If you like going to Dick’s Sporting Goods store for specific items, you’re going to want to think twice before heading there. The Pittsburg-based retailer has decided to eliminate one-fifth of the brands they care to make way for more of their own private-label apparel and sports gear.
10 of the company’s best selling brands, like Nike, Adidas and Rebok won’t be impacted. The company has yet to name which brands will be pulled.
“We have decided that we have got to pull the trigger, we’ve got to do this,” Edward Stack, chief executive officer of Dick’s Sporting Goods, told The Wall Street Journal. “And it’s difficult to do. It’s difficult to tell people we have done business with for a long time that we are not going to do business going forward.”
According to Stack, the vendors being cut are ones the company feels have been tapped out and have reached their peak.
“These are vendors that we think don’t really have significant growth going forward,” Stacks told MarketWatch. “But there will be a combination of some of this [that] will go to existing vendors that we’re going to partner with, and part of this will go to our own private brands.”
Although Dick’s had a stellar fourth-quarter, profits were significantly impacted by the 20 percent increase in overhead costs associated with inventory and flipping competitor stores that were purchased during a bankruptcy.

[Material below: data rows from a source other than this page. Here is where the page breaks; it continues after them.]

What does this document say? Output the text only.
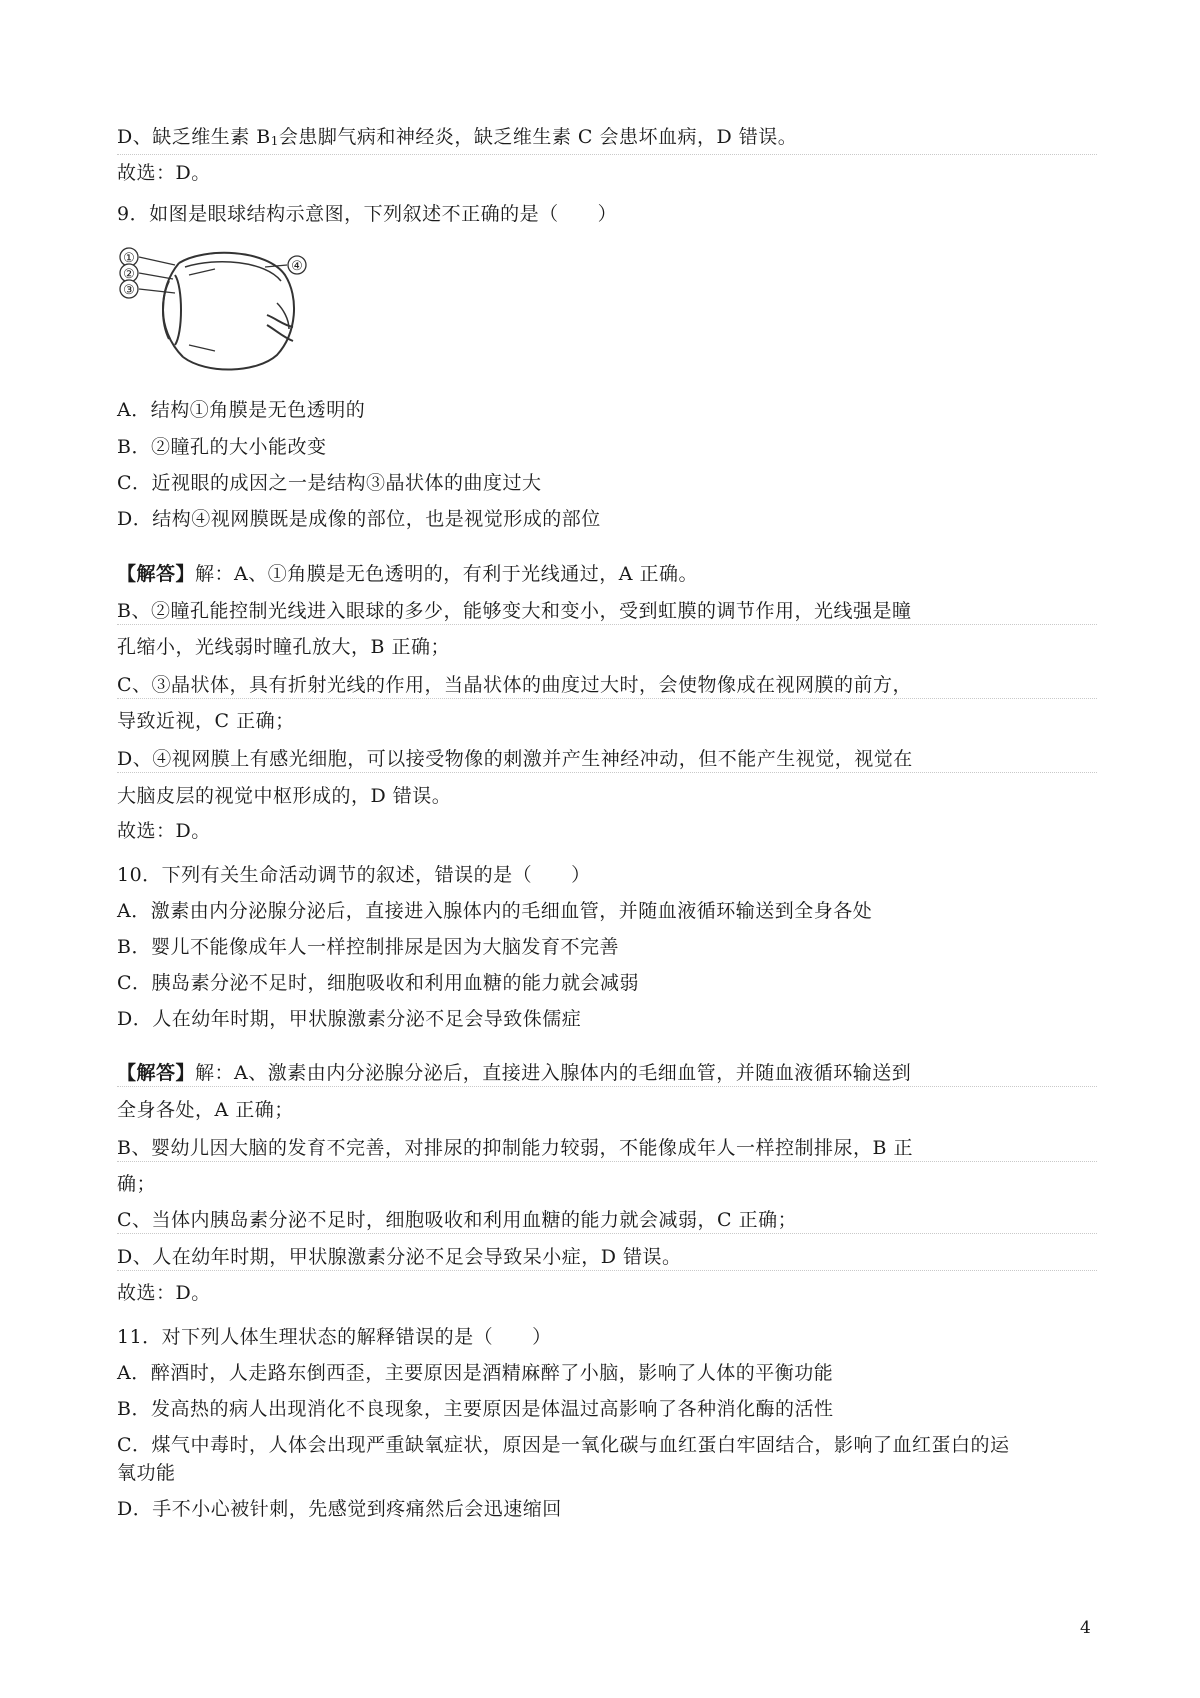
D、缺乏维生素 B1会患脚气病和神经炎，缺乏维生素 C 会患坏血病，D 错误。
故选：D。
9．如图是眼球结构示意图，下列叙述不正确的是（　　）
①
②
③
④
A．结构①角膜是无色透明的
B．②瞳孔的大小能改变
C．近视眼的成因之一是结构③晶状体的曲度过大
D．结构④视网膜既是成像的部位，也是视觉形成的部位
【解答】解：A、①角膜是无色透明的，有利于光线通过，A 正确。
B、②瞳孔能控制光线进入眼球的多少，能够变大和变小，受到虹膜的调节作用，光线强是瞳
孔缩小，光线弱时瞳孔放大，B 正确；
C、③晶状体，具有折射光线的作用，当晶状体的曲度过大时，会使物像成在视网膜的前方，
导致近视，C 正确；
D、④视网膜上有感光细胞，可以接受物像的刺激并产生神经冲动，但不能产生视觉，视觉在
大脑皮层的视觉中枢形成的，D 错误。
故选：D。
10．下列有关生命活动调节的叙述，错误的是（　　）
A．激素由内分泌腺分泌后，直接进入腺体内的毛细血管，并随血液循环输送到全身各处
B．婴儿不能像成年人一样控制排尿是因为大脑发育不完善
C．胰岛素分泌不足时，细胞吸收和利用血糖的能力就会减弱
D．人在幼年时期，甲状腺激素分泌不足会导致侏儒症
【解答】解：A、激素由内分泌腺分泌后，直接进入腺体内的毛细血管，并随血液循环输送到
全身各处，A 正确；
B、婴幼儿因大脑的发育不完善，对排尿的抑制能力较弱，不能像成年人一样控制排尿，B 正
确；
C、当体内胰岛素分泌不足时，细胞吸收和利用血糖的能力就会减弱，C 正确；
D、人在幼年时期，甲状腺激素分泌不足会导致呆小症，D 错误。
故选：D。
11．对下列人体生理状态的解释错误的是（　　）
A．醉酒时，人走路东倒西歪，主要原因是酒精麻醉了小脑，影响了人体的平衡功能
B．发高热的病人出现消化不良现象，主要原因是体温过高影响了各种消化酶的活性
C．煤气中毒时，人体会出现严重缺氧症状，原因是一氧化碳与血红蛋白牢固结合，影响了血红蛋白的运
氧功能
D．手不小心被针刺，先感觉到疼痛然后会迅速缩回
4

“We have identified the merchandise that doesn’t fit within this vendor and assortment strategy and have taken a $46 million charge to write it down,” Stack told MarketWatch.
The company’s focus will now be on growing in-house brands, like Calia by Carrie Underwood, which Stack anticipates to drive business upwards of $1 billion this year alone.
Stack made it very clear that the size of their stores will remain the same but their focus will be on more internal products. After conducting the review, three of Dick’s Sporting Goods 676 stores and 10 Golf Galaxy stores were closed.